Estendeu-nos a mão…. abraçou-nos!

delta do Nilo

Moisés
Dá-me a mão
Há que cruzar o rio para chegar ao outro lado,
e sinto que as forças me faltam.
Acolhe-me como se tivesse sido abandonado,
num cesto de verga que se move ao sabor da corrente
e em que choro às luzes do crepúsculo.
Atravessa o rio comigo.
Ainda que as suas águas não se abram diante de nós desta vez
Ainda que Deus nos pareça não nos assistir
e uma nuvem de flechas nos agrida pelas costas.
Ainda que não haja Rio,
Dá-me a tua mão.
Vem comigo.

(parti de um poema de Luis Alberto Cuenca, que me tocou na versão original mas na tradução acrescentei-lhe uns pontos, porque foi assim que quis contar o meu conto...)
 

Ainda a propósito da missa de terça-feira passada, lembrei-me hoje da primeira leitura, Ex 14, e de como novamente fui abençoada por ouvir as palavras do Pe. Alberto sobre a recepção da notícia a 1 de Abril, junto às linhas que se cruzavam... de como deixou passar uns quantos comboios, só para poder rezar...
E nestas encruzilhadas, ocorre-me sempre um paradoxo, que ouvi algures... sempre nos queixamos de a vida ser demasiado curta, e paradoxalmente há dias e/ou noites que nos parecem demasiado longas, há cruzamentos, encruzilhadas que nos parecem demasiado entrincados...
Lembram-me quando vou buscar as muitas tralhas de Natal, e em que me aparecem sempre as “malditas” luzinhas que os meus filhos adoram, todas embaraçadas.... e o trabalho que tenho a desembaraçar, que muitas vezes nem sei por onde começar, e tem mesmo que ser por algum lado... mas as luzinhas são sensíveis... e se uma se parte muitas vezes toda a fiada já não acende... demoro minutos que parecem horas.... desembaraço, dou voltas... passa por baixo... passa por cima... às vezes ponho de parte... sento-me e rezo... e deixo uns comboios passar... depois, arregaço mangas e volto a abraçar a minha pequeníssima missão, de desembaraçar aquele “ninho de ratos”... e assim que acabo, e as ponho no presépio a iluminar o caminho das ovelhinhas, dos pastores, dos magos, e de os que mais se quiserem juntar (porque as crianças resolvem sempre que há mais uns quantos seres que também querem correr para ver o menino Jesus) até à gruta onde coloco a última luzinha, e depois ligo a ficha e oiço aquele “oh” de deslumbre e espanto das minhas crianças, sinto que valeu a pena, todo o trabalho de desembaraço, de opções que tive que tomar, para cuidar do sorriso dos meus filhos e lhes aquecer os dias e as noites com o meu abraço.

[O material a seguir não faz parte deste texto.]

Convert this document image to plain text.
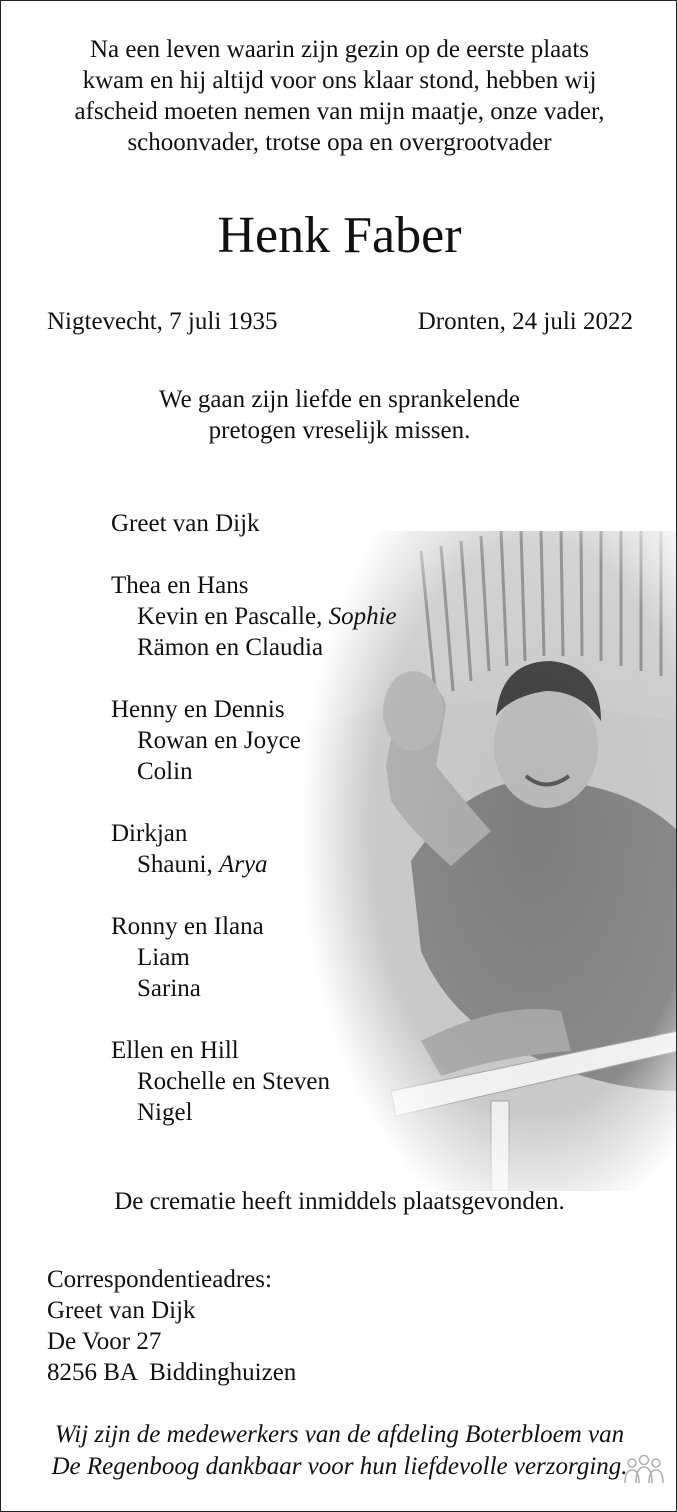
Na een leven waarin zijn gezin op de eerste plaats
kwam en hij altijd voor ons klaar stond, hebben wij
afscheid moeten nemen van mijn maatje, onze vader,
schoonvader, trotse opa en overgrootvader
Henk Faber
Nigtevecht, 7 juli 1935	Dronten, 24 juli 2022
We gaan zijn liefde en sprankelende
pretogen vreselijk missen.
Greet van Dijk
Thea en Hans
Kevin en Pascalle, Sophie
Rämon en Claudia
Henny en Dennis
Rowan en Joyce
Colin
Dirkjan
Shauni, Arya
Ronny en Ilana
Liam
Sarina
Ellen en Hill
Rochelle en Steven
Nigel
De crematie heeft inmiddels plaatsgevonden.
Correspondentieadres:
Greet van Dijk
De Voor 27
8256 BA  Biddinghuizen
Wij zijn de medewerkers van de afdeling Boterbloem van
De Regenboog dankbaar voor hun liefdevolle verzorging.
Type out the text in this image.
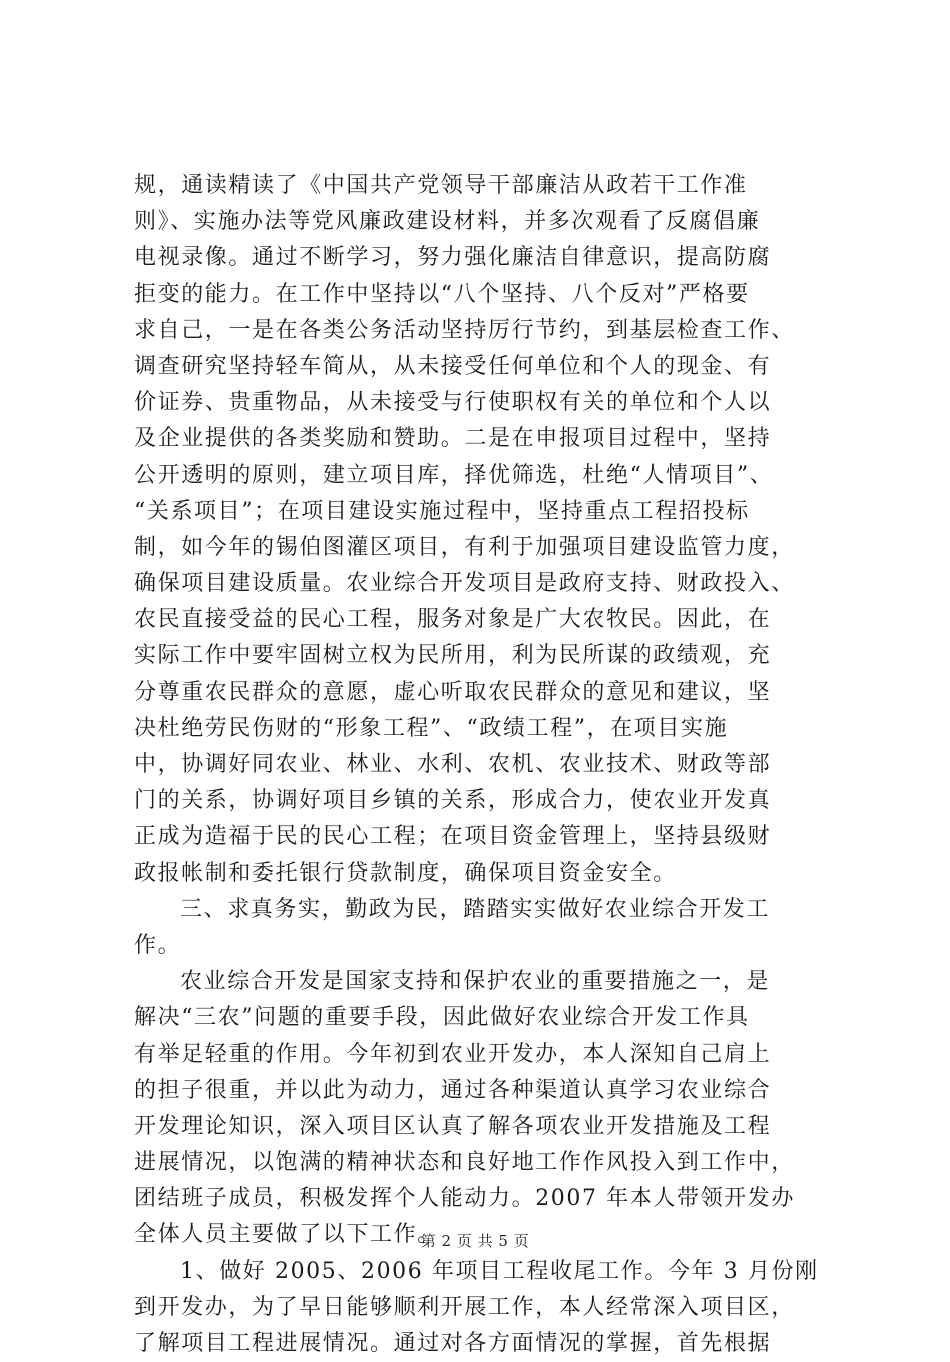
规，通读精读了《中国共产党领导干部廉洁从政若干工作准
则》、实施办法等党风廉政建设材料，并多次观看了反腐倡廉
电视录像。通过不断学习，努力强化廉洁自律意识，提高防腐
拒变的能力。在工作中坚持以“八个坚持、八个反对”严格要
求自己，一是在各类公务活动坚持厉行节约，到基层检查工作、
调查研究坚持轻车简从，从未接受任何单位和个人的现金、有
价证券、贵重物品，从未接受与行使职权有关的单位和个人以
及企业提供的各类奖励和赞助。二是在申报项目过程中，坚持
公开透明的原则，建立项目库，择优筛选，杜绝“人情项目”、
“关系项目”；在项目建设实施过程中，坚持重点工程招投标
制，如今年的锡伯图灌区项目，有利于加强项目建设监管力度，
确保项目建设质量。农业综合开发项目是政府支持、财政投入、
农民直接受益的民心工程，服务对象是广大农牧民。因此，在
实际工作中要牢固树立权为民所用，利为民所谋的政绩观，充
分尊重农民群众的意愿，虚心听取农民群众的意见和建议，坚
决杜绝劳民伤财的“形象工程”、“政绩工程”，在项目实施
中，协调好同农业、林业、水利、农机、农业技术、财政等部
门的关系，协调好项目乡镇的关系，形成合力，使农业开发真
正成为造福于民的民心工程；在项目资金管理上，坚持县级财
政报帐制和委托银行贷款制度，确保项目资金安全。
三、求真务实，勤政为民，踏踏实实做好农业综合开发工
作。
农业综合开发是国家支持和保护农业的重要措施之一，是
解决“三农”问题的重要手段，因此做好农业综合开发工作具
有举足轻重的作用。今年初到农业开发办，本人深知自己肩上
的担子很重，并以此为动力，通过各种渠道认真学习农业综合
开发理论知识，深入项目区认真了解各项农业开发措施及工程
进展情况，以饱满的精神状态和良好地工作作风投入到工作中，
团结班子成员，积极发挥个人能动力。2007 年本人带领开发办
全体人员主要做了以下工作。
1、做好 2005、2006 年项目工程收尾工作。今年 3 月份刚
到开发办，为了早日能够顺利开展工作，本人经常深入项目区，
了解项目工程进展情况。通过对各方面情况的掌握，首先根据
第 2 页 共 5 页
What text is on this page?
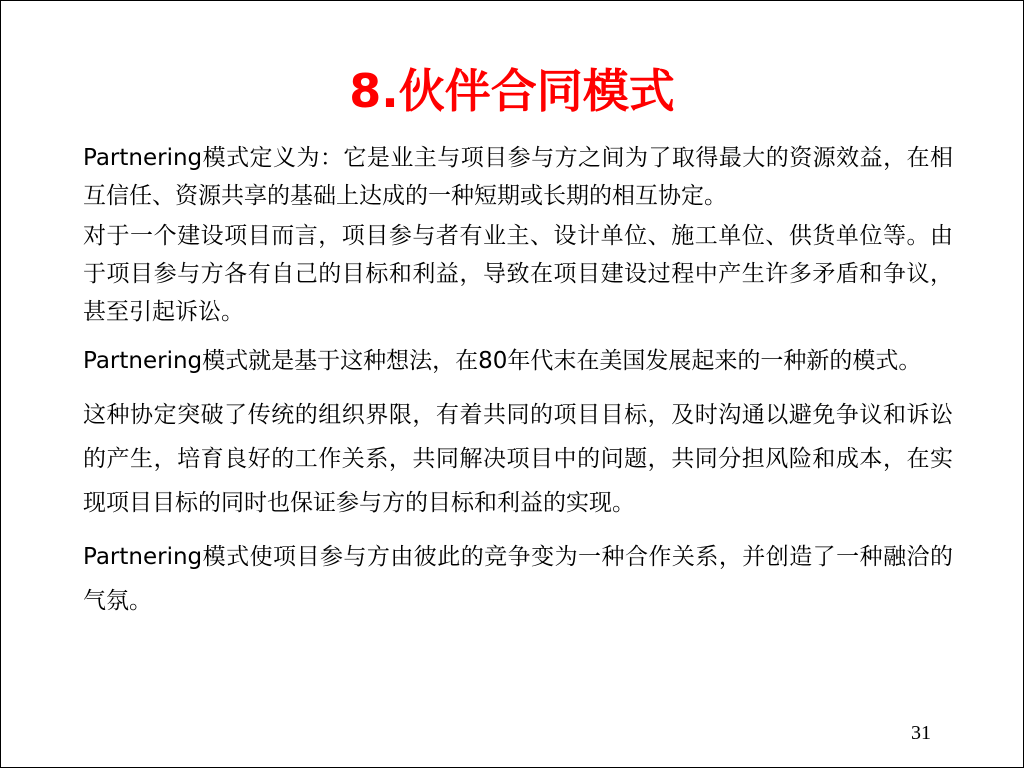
8.伙伴合同模式

Partnering模式定义为：它是业主与项目参与方之间为了取得最大的资源效益，在相互信任、资源共享的基础上达成的一种短期或长期的相互协定。

对于一个建设项目而言，项目参与者有业主、设计单位、施工单位、供货单位等。由于项目参与方各有自己的目标和利益，导致在项目建设过程中产生许多矛盾和争议，甚至引起诉讼。

Partnering模式就是基于这种想法，在80年代末在美国发展起来的一种新的模式。

这种协定突破了传统的组织界限，有着共同的项目目标，及时沟通以避免争议和诉讼的产生，培育良好的工作关系，共同解决项目中的问题，共同分担风险和成本，在实现项目目标的同时也保证参与方的目标和利益的实现。

Partnering模式使项目参与方由彼此的竞争变为一种合作关系，并创造了一种融洽的气氛。

31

Assim vi o sorriso e a calma do Pe Alberto, qual Moisés frente ao povo hebreu, que nos dá a sua mão, mas mais, que nos abraça, tranquilo e sereno, a nós província portuguesa da Companhia de Jesus, que somos todos... os Jesuítas e os leigos, homens e mulheres, e nós CVX em particular... que também somos chamados a desembaraçar as nossas luzinhas, escolher, deixar passar alguns comboios, mas arregaçar mangas e começar a pensar em atravessar rios, pedir mãos, se for preciso, pedir pontes, se necessário, construir pontes, onde não hajam... e seguir... ainda que não haja rio!

E, indicando com a mão os discípulos, acrescentou:
«Aí estão minha mãe e meus irmãos;
pois, todo aquele que fizer
a vontade de meu Pai que está no Céu,
esse é que é meu irmão, minha irmã e minha mãe.»